小幻我照約定來看啦XD" 好幾個月前說要看，
但是一直沒找到時間，不然就是有時間了找不到文章(炸。

對嚕...YOYO虎大哥...我想請教一下=口=..
是我太笨嗎...還是你的劇情一直跳來跳去@@？
我有點看不太懂= ="
總之，我很喜歡這個小說呢！
以自身的生活加上一些幻想。（因該是這樣吧？）
而哈雷我反而很在意他ＸＤ＂
總覺得有些可憐...
那個冰雪女王，總覺得是那X亞傳奇一代裡的反派腳色 ==?
還是童話故事裡的呢XD"

突然覺得YOYO好厲害啊...

----------


## yoyo虎

> 小幻我照約定來看啦XD" 好幾個月前說要看，
> 但是一直沒找到時間，不然就是有時間了找不到文章(炸。
> 
> 對嚕...YOYO虎大哥...我想請教一下=口=..
> 是我太笨嗎...還是你的劇情一直跳來跳去@@？
> 我有點看不太懂= ="
> 總之，我很喜歡這個小說呢！
> 以自身的生活加上一些幻想。

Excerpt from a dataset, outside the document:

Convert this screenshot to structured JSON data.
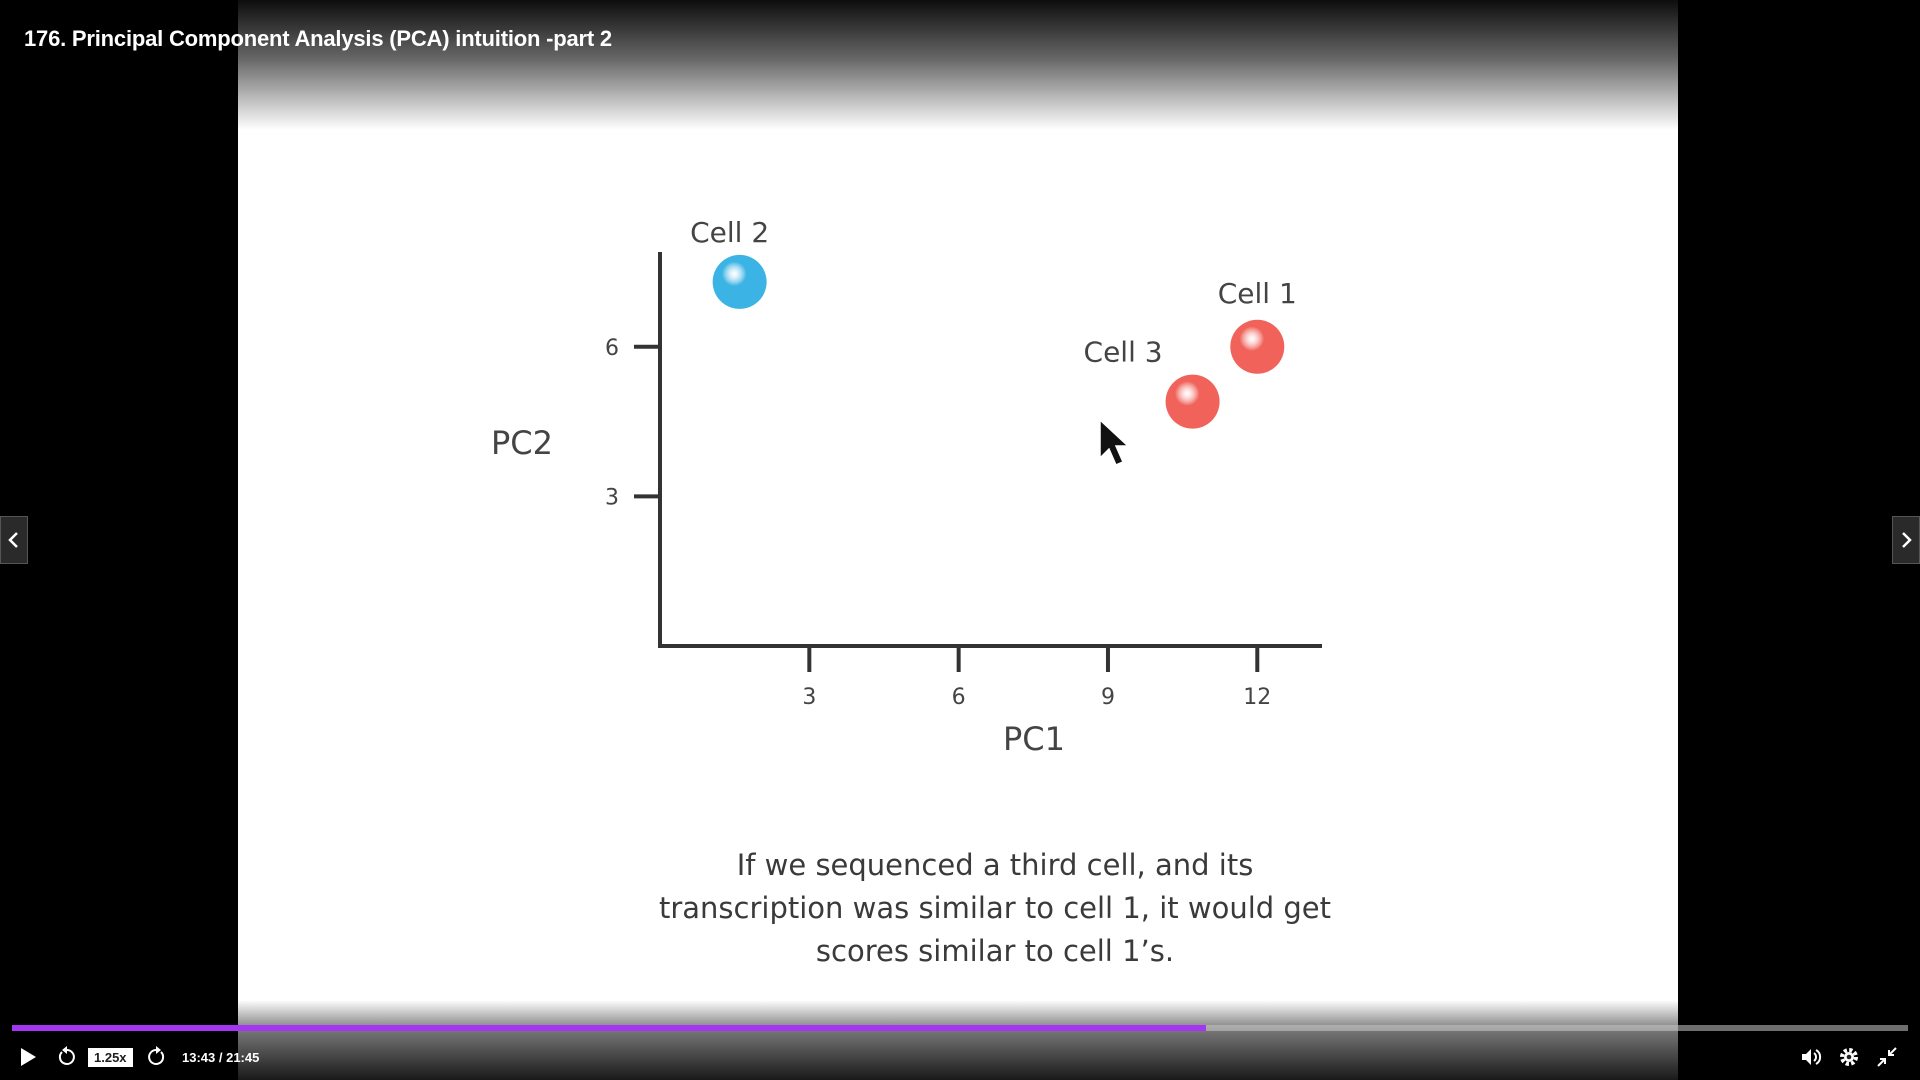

（因該是這樣吧？）
> 而哈雷我反而很在意他ＸＤ＂
> ...


是一直跳來跳去沒錯，
不過大致上到後面會連起來的（很後面，如果有那麼一天）
也的確是自身生活加上幻想（自身生活只是串場）

關於哈雷阿，
他的劇情是比較多一點(因為他是老虎)
冰雪女王...不小心偷用了(喂)

哪有很厲害，
根本都是亂寫的而已＝　＝
對於寫小說還有很多要學習的地方~
也謝謝幻兒願意花時間看在下的劣作

－－－－－－－－－－－－－－－－

第六節	甦醒

－－－－－－－－－－－－－－－－－

　　白虎緩緩地翻了個身，那是哈雷。他醒來時很快地發現他還在太空船上，只是大概不是他的太空船。冷靜的他並沒有馬上睜開眼睛，從氣場的分布判斷這艘船有十四人，其中瑪娜和布魯托就在附近，似乎還沒醒來的樣子，不過……

　　「呃…這是哪裡？」布魯托張開眼睛，發現周圍都是一些精密的科學儀器，甚至連他身上也插滿了精密的科學儀器！「這些管子是什麼東西阿！可惡！」他伸手想將這些通通拔掉，不過想了想還是作罷。他心想，可能會很痛......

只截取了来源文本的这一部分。